Iludidos e dominados pelo ego, quando afirmamos nossa liberdade para fazer o que bem quisermos, estamos, na grande maioria das vezes, dizendo que queremos atender aos nossos impulsos ainda não educados, saciar nossos desejos egocêntricos, satisfazer nossas ambições e caprichos. Essa pseudoliberdade também se evidencia na reprodução de condicionamentos e padrões de comportamento aos quais ainda estamos subjugados.

Não seriam mais livres as pessoas capazes de expressar as verdades que já compreendem, que são menos reféns da opinião alheia, das convenções sociais e dos modismos? Aquelas que não dependem dos aplausos nem receiam as críticas que possam lhes ser endereçadas? Que permitem o fluir da vida e do amor através de si mesmas? Liberdade pressupõe a capacidade de expressar a essência que se é na existência em que se está, permitindo que a vida, em sua infinita capacidade de renovação, se manifeste a cada instante e situação, criando e recriando, iluminando e harmonizando tudo.

Quando se reflete sobre libertação, cabe considerar o papel das religiões e da espiritualidade nesse processo.
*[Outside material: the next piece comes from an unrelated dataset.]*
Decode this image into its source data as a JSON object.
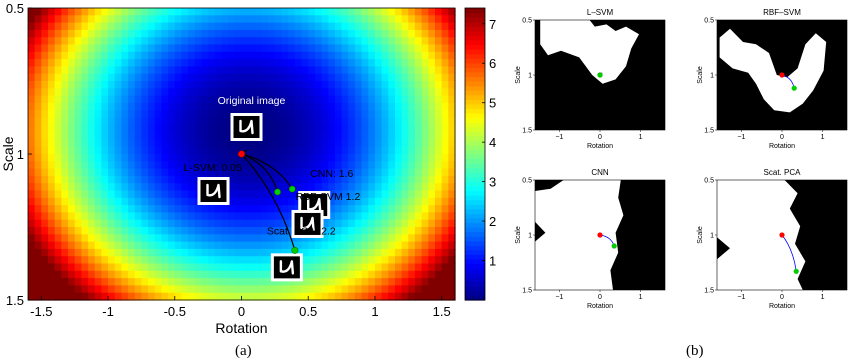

Revelações e instruções espirituais podem – como frequentemente ocorre – ser distorcidas e usadas com finalidade opressora, condicionante, como meio de controlar e explorar indivíduos ingênuos e crédulos, cerceando-lhes o desenvolvimento, a autonomia e a liberdade. Por outro lado, as preciosas revelações de caráter espiritual que têm sido ofertadas ao mundo ao longo da história, se corretamente consideradas e vividas, tornam-se valiosas oportunidades de se trilhar um caminho de libertação, rumo a uma vida cada vez mais plena e feliz. Ao permitirem, orientarem e facilitarem a expressão do genuíno anseio da alma pela transcendência e felicidade, convertem-se em luz e roteiro, sem os quais a jornada humana torna-se labirinto repleto de armadilhas e perigos, dificuldades e sofrimentos. Uma verdadeira busca espiritual que preencha de sentido a existência, é, portanto,  imperativa ao ser humano, como a busca de água pela pessoa sedenta, busca essa que é intrínseca e essencialmente libertadora.